The truth is that we, as a people, are gradually becoming more and more self-centred, self-consumed, self-righteous, spiritually empty, and less and less capable of appreciating and valuing the worth of other human beings. And, we too, are subjecting ourselves to a surfeit of mindless entertainment and social media titillations and trivialities, and are gradually drifting away from the guidance of a moral code and a communal ethic.

Now that we have sketched this background, we can acknowledge that at the very core of incidents of senseless, violent and destructive behaviour are alienated persons devoid of empathy with their fellow citizens and emotionally and even socially disconnected from our national society.

Thus, the national response to this phenomenon must be an organised effort to establish a new and significantly different cultural reference-point and to instil in our people, particularly our youth, a sense of community; a sense that they “belong” to the Barbadian nation/society; a sense that they are connected in some vital way to the entire society and body politic – that they are our communal sons, daughters, brothers, sisters, cousins. And this, of course, has implications for our education system and the fundamental educational reform process that we know is desperately needed, but that we keep on postponing!

The sad reality is that far too many of our Barbadian children and adolescents are not being sufficiently nurtured, cared for, and prepared for life. We must therefore determine how we can so restructure the structure and content of our formal and informal education and socialisation processes so that we do a much better job of instilling in our youth an acceptance and appreciation of themselves as sacred beings; a deep respect and regard for humanity/other human beings; a sense of personal responsibility; and a notion of duty to family, community, nation and humanity.

And, of course, we must also frontally address the phenomenon of negative cultural penetration in all of its many guises. Let us begin with simple awareness of the problem. We must therefore make a communal effort to develop a national awareness that our nation exists within an international capitalist cultural environment in which some of the most negative, anti-social, and even anti-human values are currently being propagated, extolled, and imposed, and that we have to be on guard as a nation as to what values, social practices, and culture we accept.

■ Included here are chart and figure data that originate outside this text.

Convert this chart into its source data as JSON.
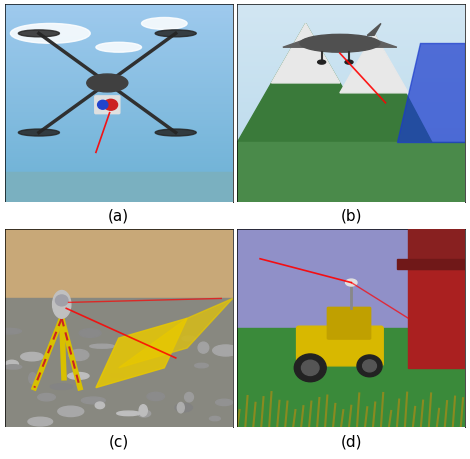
{
  "figure_width": 4.7,
  "figure_height": 4.6,
  "dpi": 100,
  "labels": [
    "(a)",
    "(b)",
    "(c)",
    "(d)"
  ],
  "label_fontsize": 11,
  "background_color": "#ffffff",
  "border_color": "#000000",
  "border_linewidth": 0.5
}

Such a national awareness should, in turn, produce a collective determination to NOT be mere culture imitators or borrowers! Rather, we should be impelled to counter negative cultural penetration through our own nationally and institutionally organised processes of analysis of the external environment in which we exist, and also by developing, having faith in, and pursuing our own indigenous, self-generated, healthy and attractive cultural alternatives.

Finally, let us, at the highest levels of our national, political and economic governance develop a culture/philosophy/ideology/value system that is based on the notion of the “General Welfare” – the idea that every citizen matters; that no one is to be callously discarded and left behind; and that the highest and most powerful political and economic entities of our nation must accept that they possess a responsibility for the wellbeing of every citizen.

I am aware that what I am calling for is a fundamental revamping of our society – a root and branch examination and reform of our institutions, their purposes, functions and values. But the truth is that nothing short of this will suffice.